The Brooklyn Paper reports that yesterday the waterfront big box furniture, home-wares and meatballs store juiced up its rooftop solar panel installation, which covers some 19,000 square feet, or about half a football field, making it the borough’s biggest.
Over the next 12 months, those 1,104 panels will generate roughly the same amount of energy consumed by 20 homes or the equivalent of emissions from 32 cars over the same period. The panels, which convert solar radiation into electricity, feeds that current back into the Con Edison grid—the power company certified the Ikea installation earlier this week.
Store manager Mike Baker tells the Paper:
“The initiative helps improve the environment and contributes to our vision of creating a better everyday life for the many.”

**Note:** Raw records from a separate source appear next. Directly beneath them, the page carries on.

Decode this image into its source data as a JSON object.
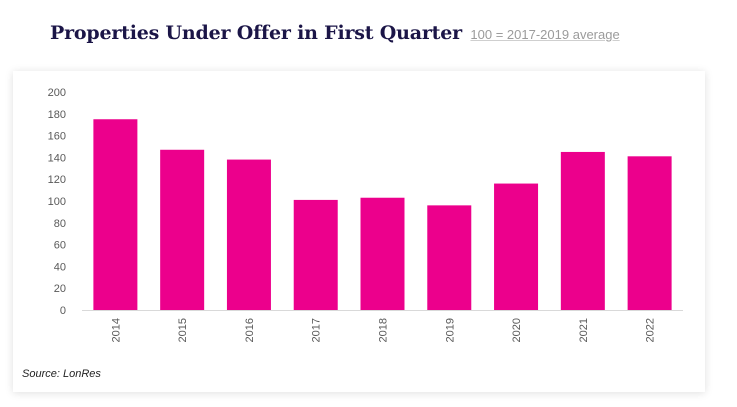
{
  "header": {
    "title": "Properties Under Offer in First Quarter",
    "subtitle": "100 = 2017-2019 average"
  },
  "source": "Source: LonRes",
  "colors": {
    "bar": "#ec008c",
    "axis": "#d9d9d9",
    "title": "#1b1547"
  },
  "chart_data": {
    "type": "bar",
    "title": "Properties Under Offer in First Quarter",
    "subtitle": "100 = 2017-2019 average",
    "categories": [
      "2014",
      "2015",
      "2016",
      "2017",
      "2018",
      "2019",
      "2020",
      "2021",
      "2022"
    ],
    "values": [
      175,
      147,
      138,
      101,
      103,
      96,
      116,
      145,
      141
    ],
    "yticks": [
      "0",
      "20",
      "40",
      "60",
      "80",
      "100",
      "120",
      "140",
      "160",
      "180",
      "200"
    ],
    "ylim": [
      0,
      200
    ],
    "xlabel": "",
    "ylabel": "",
    "grid": false,
    "legend": "none"
  }
}
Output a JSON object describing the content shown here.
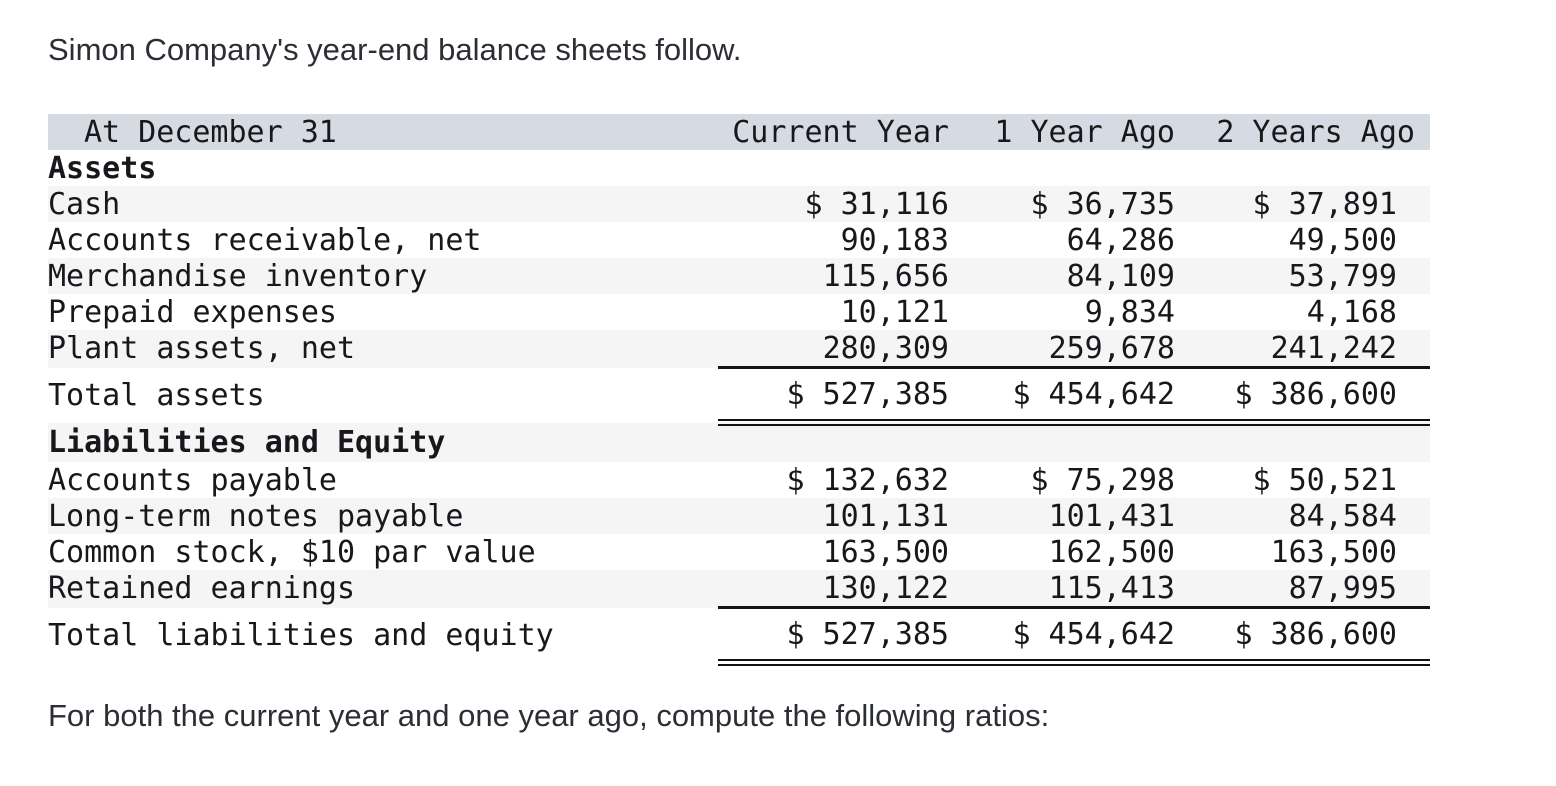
{
  "intro_text": "Simon Company's year-end balance sheets follow.",
  "footer_text": "For both the current year and one year ago, compute the following ratios:",
  "colors": {
    "header_bg": "#d6dae2",
    "row_alt_bg": "#f5f5f6",
    "text": "#17181b"
  },
  "balance_sheet": {
    "columns": [
      "At December 31",
      "Current Year",
      "1 Year Ago",
      "2 Years Ago"
    ],
    "rows": [
      {
        "label": "Assets",
        "style": "section",
        "shade": false,
        "values": [
          "",
          "",
          ""
        ]
      },
      {
        "label": "Cash",
        "style": "item",
        "shade": true,
        "values": [
          "$ 31,116",
          "$ 36,735",
          "$ 37,891"
        ]
      },
      {
        "label": "Accounts receivable, net",
        "style": "item",
        "shade": false,
        "values": [
          "90,183",
          "64,286",
          "49,500"
        ]
      },
      {
        "label": "Merchandise inventory",
        "style": "item",
        "shade": true,
        "values": [
          "115,656",
          "84,109",
          "53,799"
        ]
      },
      {
        "label": "Prepaid expenses",
        "style": "item",
        "shade": false,
        "values": [
          "10,121",
          "9,834",
          "4,168"
        ]
      },
      {
        "label": "Plant assets, net",
        "style": "item",
        "shade": true,
        "rule_below": "single",
        "values": [
          "280,309",
          "259,678",
          "241,242"
        ]
      },
      {
        "label": "Total assets",
        "style": "total",
        "shade": false,
        "rule_below": "double",
        "values": [
          "$ 527,385",
          "$ 454,642",
          "$ 386,600"
        ]
      },
      {
        "label": "Liabilities and Equity",
        "style": "section",
        "shade": true,
        "values": [
          "",
          "",
          ""
        ]
      },
      {
        "label": "Accounts payable",
        "style": "item",
        "shade": false,
        "values": [
          "$ 132,632",
          "$ 75,298",
          "$ 50,521"
        ]
      },
      {
        "label": "Long-term notes payable",
        "style": "item",
        "shade": true,
        "values": [
          "101,131",
          "101,431",
          "84,584"
        ]
      },
      {
        "label": "Common stock, $10 par value",
        "style": "item",
        "shade": false,
        "values": [
          "163,500",
          "162,500",
          "163,500"
        ]
      },
      {
        "label": "Retained earnings",
        "style": "item",
        "shade": true,
        "rule_below": "single",
        "values": [
          "130,122",
          "115,413",
          "87,995"
        ]
      },
      {
        "label": "Total liabilities and equity",
        "style": "total",
        "shade": false,
        "rule_below": "double",
        "values": [
          "$ 527,385",
          "$ 454,642",
          "$ 386,600"
        ]
      }
    ]
  }
}
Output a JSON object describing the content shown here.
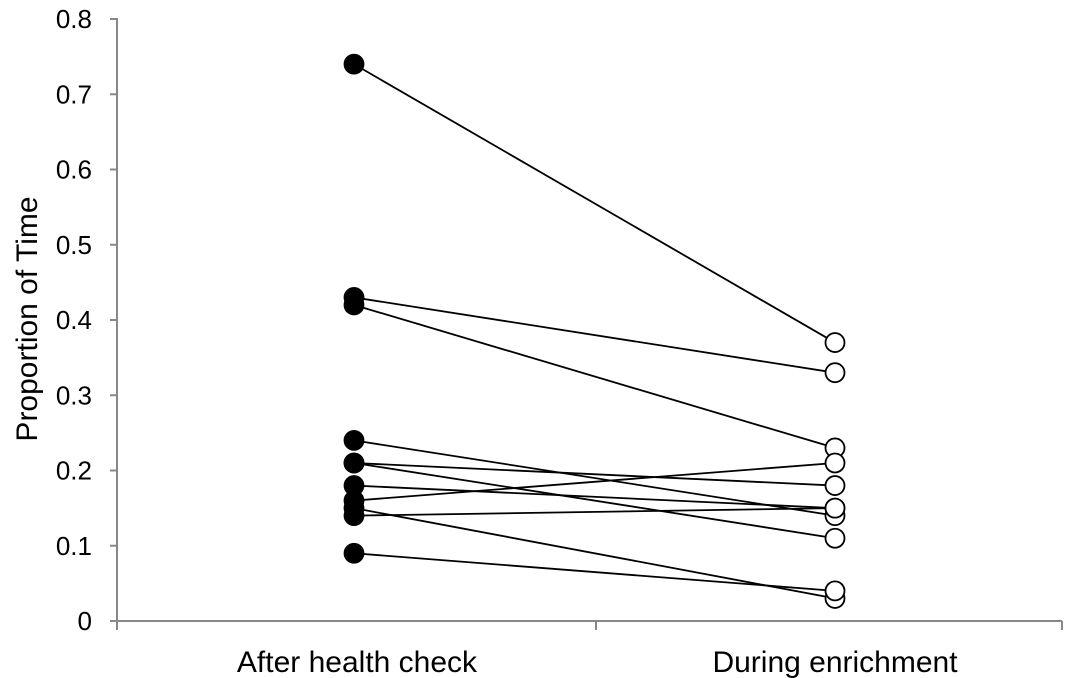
{
  "chart_data": {
    "type": "line",
    "title": "",
    "xlabel": "",
    "ylabel": "Proportion of Time",
    "categories": [
      "After health check",
      "During enrichment"
    ],
    "ylim": [
      0,
      0.8
    ],
    "yticks": [
      "0",
      "0.1",
      "0.2",
      "0.3",
      "0.4",
      "0.5",
      "0.6",
      "0.7",
      "0.8"
    ],
    "grid": false,
    "legend": "none",
    "marker_styles": {
      "After health check": "filled-black-circle",
      "During enrichment": "open-white-circle"
    },
    "series": [
      {
        "values": [
          0.74,
          0.37
        ]
      },
      {
        "values": [
          0.43,
          0.33
        ]
      },
      {
        "values": [
          0.42,
          0.23
        ]
      },
      {
        "values": [
          0.24,
          0.14
        ]
      },
      {
        "values": [
          0.21,
          0.18
        ]
      },
      {
        "values": [
          0.21,
          0.11
        ]
      },
      {
        "values": [
          0.18,
          0.15
        ]
      },
      {
        "values": [
          0.16,
          0.21
        ]
      },
      {
        "values": [
          0.15,
          0.03
        ]
      },
      {
        "values": [
          0.14,
          0.15
        ]
      },
      {
        "values": [
          0.09,
          0.04
        ]
      }
    ]
  }
}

But given the amount of energy the store requires and emissions it generates from traffic, air conditioning and so on, the huge solar power system’s benefits are relatively limited. Red Hook Civic Association co-chairman John McGettrick tells the BP:
“This will be a miniscule way to offset the tremendous amount of pollution created by the vehicles passing through Red Hook Park on the way to the store.”
What more could the Swedish giants do? Two words: tidal turbines.